In failing to recognize LGBT rights, each risks losing talent to places such as New York and London. That’s something the cities can ill-afford as they strive to lead in areas like fintech, cryptocurrencies and IPO venues.
None of the three recognizes gay marriage. Homosexuality was illegal in Hong Kong until as recently as 1991, and while consular officials were allowed to bring in their same-sex spouses two years ago, most other gay couples have had to be content with a visitor visa for the dependent.
Singapore, meanwhile, has kept a colonial-era sodomy law and has banned foreigners from attending the nation’s annual Pink Dot Rally.
Tokyo is perhaps the most advanced, with some of its wards issuing symbolic “partnership certificates” to same-sex couples. But these aren’t legally binding and confer none of the legal rights of marriage, including custody of children and tax benefits.
A legal challenge in Hong Kong that’s been dubbed the “QT case” has thrown light on the issue after around 30 international financial and law firms voiced support for a British woman fighting for a visa for her same-sex partner. The companies included Goldman Sachs Group Inc., Credit Suisse Group AG and Linklaters LLP, according to a statement from Davis Polk & Wardwell LLP. Hong Kong’s highest court struck down the companies’ bid to back her battle in late April and on Monday began hearing the final appeal of the case.
Also in the city, the Court of Appeal last week overturned a landmark judgment requiring the government to grant the same spousal benefits to employees in same-sex marriages as those enjoyed by their heterosexual colleagues. The court ruled that the government had a legitimate aim to protect the institution of traditional marriage as a “custodian of Hong Kong’s prevailing socio-moral values.”
Such setbacks are surprising considering Hong Kong recently won approval to host the 2022 Gay Games. The former British colony beat out Washington, D.C., and Guadalajara, Mexico, to become the first Asian city to be awarded the Olympics-style event, which is held every four years.
There’s an economic and social cost, too.
Mental health issues and suicide rates continue to be higher among LGBT persons than in other communities, while non-inclusive work environments tend to have a negative impact on productivity.
Free and Equal, a United Nations initiative, found that in a study of 39 countries, marginalization of LGBT persons was causing a substantial loss of potential economic output. In India, for example, as much as $32 billion a year is forfeited.
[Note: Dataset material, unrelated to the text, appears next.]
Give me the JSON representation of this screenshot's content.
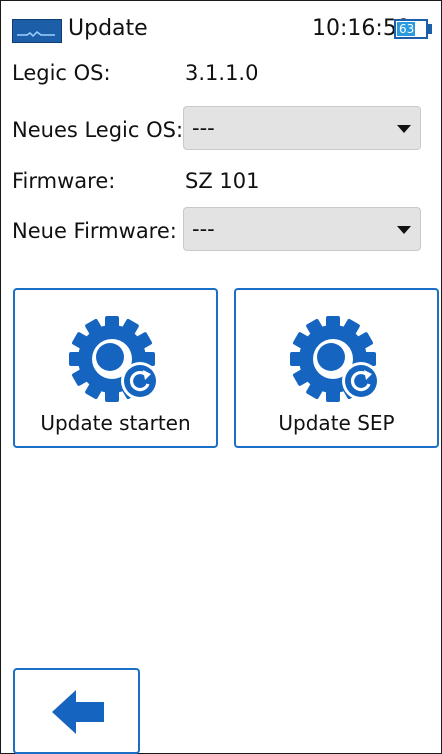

Stories abound, also, of financial firms losing talent because of a country’s policies. A lawyer with direct knowledge of the QT proceedings said he is aware of multiple instances where employees at American and other foreign banks in Hong Kong left to work in competing cities because their partners had to keep seeking renewal of their visitor visas every three months.
Others cite examples of bankers recruited to Hong Kong from London and New York who were legally married at home, but who have refused to move until their partners receive extended visitor visas. Some spouses have even had to apply to be a student at a university in order to be allowed in.
Not all of Asia is so far behind.
Australia legalized same-sex marriage in December, while Taiwan’s constitutional court in May last year ruled that the island’s laws must be changed to allow gay marriage within two years. But neither’s major city ranks as a top global financial centre, with a list published in March by the China Development Institute and London think tank Z/Yen Partners putting Sydney at No. 9 and Taipei 30th.
If Hong Kong and Singapore truly want to win the war for talent and excel in innovative areas such as fintech, being more open when it comes to diversity is a crucial first step.